For the NYSE, shutdowns aren’t necessarily a problem, but bad timing can create a nightmare. “The nightmare is it happening one second before close,” says Hunsader. “The best time for something to cause trouble is 15:59:59. The problem is that so much of the system depends on those closing prices. You would back up everything.” He says that trades and options would have to be rolled back, and an error in the last few minutes of the day could cause the market not to open the next morning.

The good news is that things like the stock market, which are frequently affected by panic, aren’t affected by network issues most of the time. Hunsader says it doesn’t have any psychological impact on the market. If it had been an attack, well, “I think it would be all the difference, because we’d all be thinking if they can take a server out, maybe they can do it again. Or even worse, to be able to do it without being detected or… the smart thing would have been to rake the system for money.”

Airlines are a little more sensitive: a down network means down planes, which can ruin everyone’s holiday weekends and cost millions in a matter of hours. But these problems aren’t so simple as someone kicking a power cord out of the back of a Netgear product.

Testing, Testing…

Right now there’s not really a technology in place that lets network experts test configurations in a vacuum. Erickson says changes are planned ahead of time, with group consensus being the only reliable estimate of what’s going to happen. Once it goes live, testing new system arrangements (like with the NYSE or United) is a race against time. “If you mis-configure a device that happens to be the core device at that moment in time, it doesn’t matter how much redundancy you have.”

The lack of a standardized language or set of practices means that experts are in demand. Erickson says to be a network’s perfect manager, “you’d need to be able to understand all of the devices you’ve got in your network. There are tons of vendors, hundreds if not thousands of devices.”

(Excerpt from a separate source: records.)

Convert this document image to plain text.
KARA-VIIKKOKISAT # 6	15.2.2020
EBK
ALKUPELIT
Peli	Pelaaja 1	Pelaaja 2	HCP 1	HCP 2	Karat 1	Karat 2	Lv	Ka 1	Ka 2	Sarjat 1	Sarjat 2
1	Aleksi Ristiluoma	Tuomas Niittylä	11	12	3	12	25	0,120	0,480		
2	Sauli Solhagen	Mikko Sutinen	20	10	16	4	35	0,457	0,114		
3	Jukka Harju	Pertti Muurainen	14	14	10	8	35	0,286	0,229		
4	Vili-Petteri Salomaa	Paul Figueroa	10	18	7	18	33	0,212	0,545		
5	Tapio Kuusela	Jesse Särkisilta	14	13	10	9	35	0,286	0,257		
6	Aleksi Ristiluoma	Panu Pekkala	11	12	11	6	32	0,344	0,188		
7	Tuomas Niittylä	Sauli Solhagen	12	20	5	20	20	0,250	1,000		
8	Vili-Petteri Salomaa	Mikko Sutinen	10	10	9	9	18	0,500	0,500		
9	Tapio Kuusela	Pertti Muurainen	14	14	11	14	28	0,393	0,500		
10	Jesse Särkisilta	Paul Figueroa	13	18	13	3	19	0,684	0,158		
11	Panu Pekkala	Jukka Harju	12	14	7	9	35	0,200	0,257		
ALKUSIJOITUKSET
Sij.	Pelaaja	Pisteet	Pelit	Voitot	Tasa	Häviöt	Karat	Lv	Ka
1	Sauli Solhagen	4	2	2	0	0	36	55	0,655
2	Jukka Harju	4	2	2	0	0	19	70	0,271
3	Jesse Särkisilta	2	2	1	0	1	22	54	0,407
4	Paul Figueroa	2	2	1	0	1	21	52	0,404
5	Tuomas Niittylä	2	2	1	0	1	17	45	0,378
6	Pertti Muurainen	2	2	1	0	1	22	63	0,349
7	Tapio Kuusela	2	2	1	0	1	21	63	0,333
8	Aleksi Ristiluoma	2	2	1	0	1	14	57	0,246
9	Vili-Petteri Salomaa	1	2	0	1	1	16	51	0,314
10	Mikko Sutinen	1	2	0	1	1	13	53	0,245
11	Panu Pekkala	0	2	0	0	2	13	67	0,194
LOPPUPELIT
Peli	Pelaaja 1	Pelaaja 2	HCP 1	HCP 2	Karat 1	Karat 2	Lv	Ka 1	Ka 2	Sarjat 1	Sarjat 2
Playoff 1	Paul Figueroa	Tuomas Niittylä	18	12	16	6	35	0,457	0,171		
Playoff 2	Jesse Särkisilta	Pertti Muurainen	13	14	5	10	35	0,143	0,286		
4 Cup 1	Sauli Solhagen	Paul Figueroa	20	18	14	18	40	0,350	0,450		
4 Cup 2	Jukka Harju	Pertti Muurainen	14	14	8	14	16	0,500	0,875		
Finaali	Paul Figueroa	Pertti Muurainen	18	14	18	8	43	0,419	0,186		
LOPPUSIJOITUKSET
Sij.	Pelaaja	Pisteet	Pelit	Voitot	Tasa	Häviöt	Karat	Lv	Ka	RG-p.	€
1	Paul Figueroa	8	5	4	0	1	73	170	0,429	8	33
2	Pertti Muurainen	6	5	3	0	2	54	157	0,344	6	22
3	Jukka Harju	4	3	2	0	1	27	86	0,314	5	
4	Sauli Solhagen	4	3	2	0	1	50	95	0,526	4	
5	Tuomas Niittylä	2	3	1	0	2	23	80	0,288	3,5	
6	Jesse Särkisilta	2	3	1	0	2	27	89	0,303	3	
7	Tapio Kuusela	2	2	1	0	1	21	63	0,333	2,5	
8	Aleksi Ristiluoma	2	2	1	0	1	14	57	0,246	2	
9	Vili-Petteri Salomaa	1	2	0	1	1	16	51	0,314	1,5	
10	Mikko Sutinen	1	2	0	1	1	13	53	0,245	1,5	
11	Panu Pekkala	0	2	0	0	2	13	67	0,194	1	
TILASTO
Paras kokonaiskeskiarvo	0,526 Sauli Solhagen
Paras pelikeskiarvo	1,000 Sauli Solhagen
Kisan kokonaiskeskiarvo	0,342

Is there someone trying to standardize these tools? Not really. competitors have no impetus to collaborate when they can earn more from beating one another on innovation. But the reality of the market is that companies aren’t often replacing every unit every time there’s an upgrade, so legacy systems and legacy software will always be a problem.

Erickson says that in the absence of customers saying, “we need some sort of unifying standard here so we can have confidence our network is doing what we expect it to do all the time,” then it’s just not going to happen.

And even if there was desire, it’s a huge undertaking. “For a company to solve this,” Erickson explains, “they have to then go out and talk to every one of these devices and understand them extremely well,” he says. “And that’s just really hard.”